Я отдала Сингх-джи остальные конверты и жестами велела уйти. Я знала, что он заметил, как дрожат мои пальцы, но была уверена, — он никогда никому не скажет о том, что видел здесь. Я испытывала к нему глубокое чувство благодарности, но в ту же минуту меня пронзила такая боль, словно мою душу раздирали острыми камнями. Живой, всё это время, и ни разу не пришел к нам. Ни разу не пришел помочь нам, когда мы так в нем нуждались. Ни разу не пришел, чтобы увидеть и обнять меня, свою дочь…
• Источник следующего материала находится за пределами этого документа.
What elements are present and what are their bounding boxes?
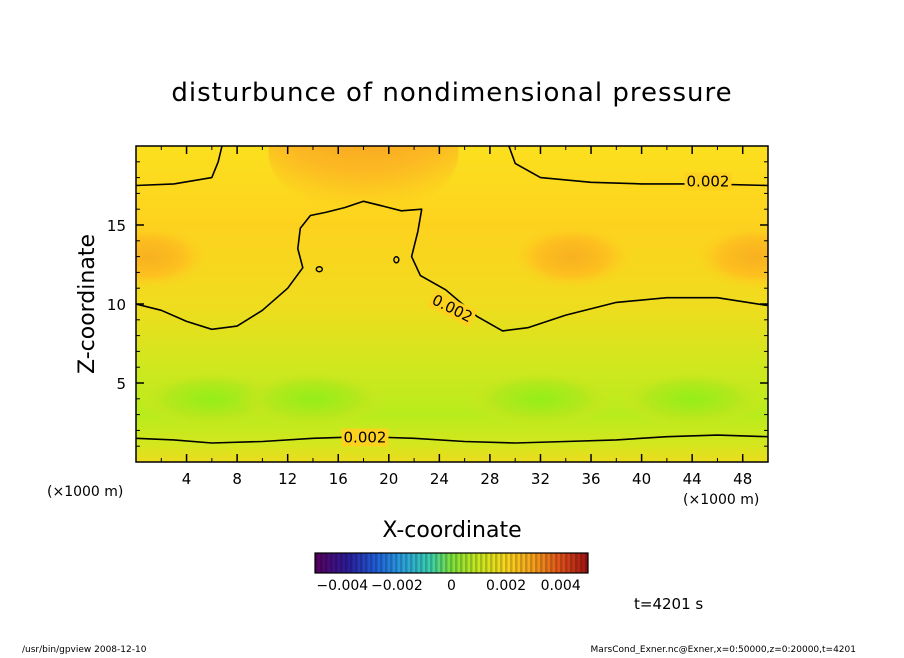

Глаза Сингх-джи были полны недоумения и печали, когда он взял конверты. Даже после того, как за ним закрылась дверь, я ощущала волну сочувствия, которая обдувала меня, как ветер, приносящий дождь. Сингх-джи так хотел бы сделать что-то для меня, помочь. Но он не мог. Как и мой отец, который так опоздал. Опоздал на восемнадцать лет.
* * *
Зайдя в комнату Пиши и, закрыв за собой дверь, я прислонилась к косяку. Меня окутал запах цветов — густой, прохладный, похожий на запах благовоний в храме. Туберозы, бэла, жасмина. Белых, как звериный оскал, как молния в ночном небе, как траурная одежда, которую моя мать носила столько никчемных, полных горечи, лет. Дверь казалась такой холодной, что меня пробрала дрожь. Я, закрыв глаза, загадала желание, как всегда делала в детстве, чтобы время повернулось вспять на полчаса назад, чтобы я вернулась в безмятежность неведения и наивности. Но тяжесть в подоле моего сари, не дала мне раствориться в воздухе.
— Что случилось? — беспокойно вскочила Пиши, держа в руках роскошный венок из цветов жасмина и роз, с вплетенной в них серебряной нитью — мою свадебную гирлянду из цветов, которую придумала еще несколько недель назад.
— Тебе нехорошо?
Я представила, как, должно быть, выгляжу — с мертвенно-бледным лицом на фоне темного дерева двери и тяжело вздымающейся грудью.
— Может, вызвать доктора? — спросила Пиши, протягивая ко мне руку, чтобы пощупать мой лоб. Мне хотелось броситься ей на шею, как в детстве, чтобы она отвела меня в кровать, хотелось заснуть и забыть обо всём, как о горячечном бреде. Но я уже стала женщиной. Поэтому я молча протянула ей письмо.
Когда Пиши, прочитав записку, подняла голову, ее лицо стало таким же белым, как мое. Она не сказала того, что я отчаянно хотела услышать: что письмо прислал какой-то жестокий шутник. А когда я отпустила край сари и на пол упали деньги, Пиши замерла, но не от удивления, а от ужаса. Мы смотрели на горку денег, таких ярких в луче света, пробившемся сквозь шторы, которые Пиши задернула, чтобы цветы не завяли. Меня вдруг осенило, что мой отец, мой мертвый отец, должно быть, богат. И меня охватила ярость от этой мысли. Я думала о годах, в течение которых мы едва сводили концы с концами, мать бесконечно жаловалась на жизнь, а Гури-ма в каждодневных заботах и тревогах приближала свою болезнь.
Забыв о гирлянде, Пиши сжала ее в руке и наклонилась, чтобы прикоснуться к деньгам, лежащим на полу. Они сухо шуршали, как опавшие листья под ногами. Она очень медленно выпрямилась, превозмогая боль, словно постарела за несколько секунд.
В ее кулаке гирлянда превратилась в веревку с помятыми цветами, белыми и красными.